|
I'm amazed at how much this has knocked me on my arse. I first attempted to redo the README for a service I've just open-sourced, before realising Github is down. Then, I attempted to fix the company CI server (OOM errors because of Carrierwave needing more than 500MB of memory to run 1 spec in, for some unknown reason), which failed because it couldn't check out the code. After giving up on that, I attempted to install Graphite to a company server, where I hit another roadblock because the downloads are hosted on Github, and so I had to use Launchpad, which I had an allergic reaction to. Also, when I was shelling into the server, oh-my-zsh failed to update because, you guessed it, Github was down. Still, shouts to the ops team in the trenches, we're rooting for you. |
I know that in theory a cloud solution should have a higher uptime than an amateuristic set up private server, but cloud solutions have a certain complexity and coherence that make them very vulnerable to these kinds of 'full failures' where nothing is in your control.

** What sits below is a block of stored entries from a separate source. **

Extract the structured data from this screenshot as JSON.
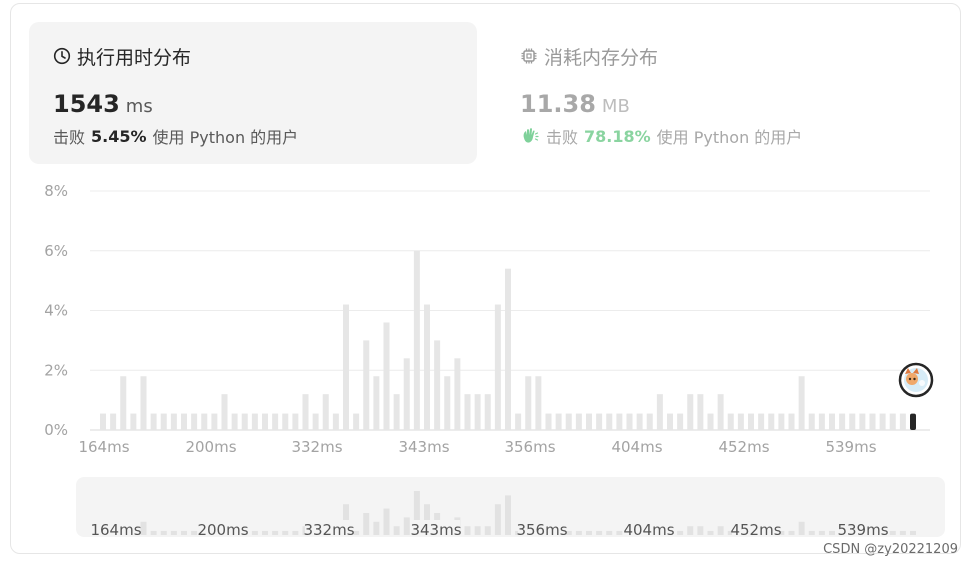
{
  "runtime": {
    "title": "执行用时分布",
    "value": "1543",
    "unit": "ms",
    "beats_prefix": "击败",
    "beats_pct": "5.45%",
    "beats_suffix": "使用 Python 的用户"
  },
  "memory": {
    "title": "消耗内存分布",
    "value": "11.38",
    "unit": "MB",
    "beats_prefix": "击败",
    "beats_pct": "78.18%",
    "beats_suffix": "使用 Python 的用户"
  },
  "chart_data": {
    "type": "bar",
    "ylabel_ticks": [
      "0%",
      "2%",
      "4%",
      "6%",
      "8%"
    ],
    "ylim": [
      0,
      8
    ],
    "grid": true,
    "x_ticks": [
      "164ms",
      "200ms",
      "332ms",
      "343ms",
      "356ms",
      "404ms",
      "452ms",
      "539ms"
    ],
    "values": [
      0.55,
      0.55,
      1.8,
      0.55,
      1.8,
      0.55,
      0.55,
      0.55,
      0.55,
      0.55,
      0.55,
      0.55,
      1.2,
      0.55,
      0.55,
      0.55,
      0.55,
      0.55,
      0.55,
      0.55,
      1.2,
      0.55,
      1.2,
      0.55,
      4.2,
      0.55,
      3.0,
      1.8,
      3.6,
      1.2,
      2.4,
      6.0,
      4.2,
      3.0,
      1.8,
      2.4,
      1.2,
      1.2,
      1.2,
      4.2,
      5.4,
      0.55,
      1.8,
      1.8,
      0.55,
      0.55,
      0.55,
      0.55,
      0.55,
      0.55,
      0.55,
      0.55,
      0.55,
      0.55,
      0.55,
      1.2,
      0.55,
      0.55,
      1.2,
      1.2,
      0.55,
      1.2,
      0.55,
      0.55,
      0.55,
      0.55,
      0.55,
      0.55,
      0.55,
      1.8,
      0.55,
      0.55,
      0.55,
      0.55,
      0.55,
      0.55,
      0.55,
      0.55,
      0.55,
      0.55,
      0.55
    ],
    "highlight_index": 80,
    "highlight_value": 0.55,
    "bar_color": "#e6e6e6",
    "highlight_color": "#262626"
  },
  "overview": {
    "x_ticks": [
      "164ms",
      "200ms",
      "332ms",
      "343ms",
      "356ms",
      "404ms",
      "452ms",
      "539ms"
    ]
  },
  "watermark": "CSDN @zy20221209"
}
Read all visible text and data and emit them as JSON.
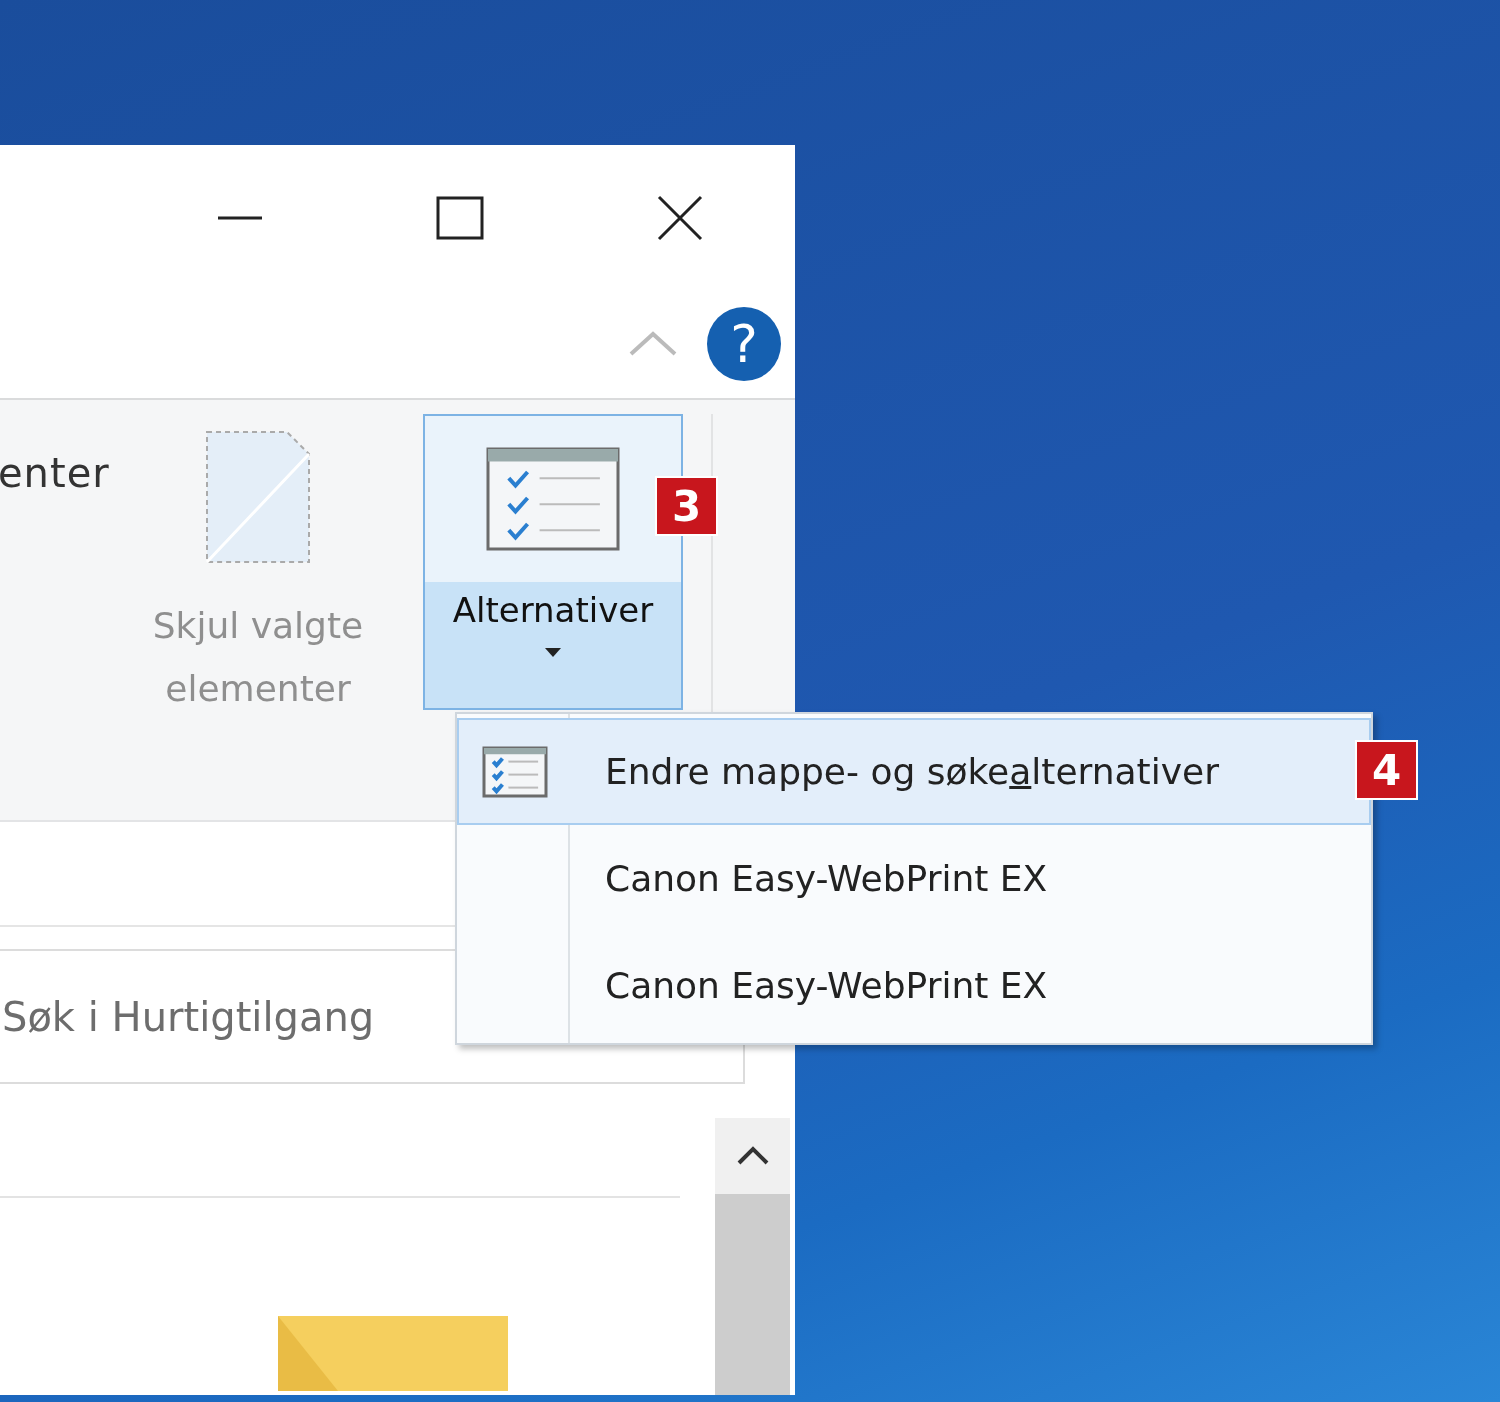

Maybe you should take this time to learn from this, and analyze what you could do to reduce the impact of this failure. For example, you could research what it would take for your company to move to another Git provider, perhaps even on your own server or a VM slice at some cloud provider.
I'm not saying you should drop github, because obviously they have great service, but be realistic about cloud service.
Cloud service is like RAID: it is not a backup.
The way RAID is nice for recovering from errors without downtime, there is a chance something bigger happens and you still lose your data cloud is nice for offering scalability and availability but there's a chance everything goes down and you still can't run your operations.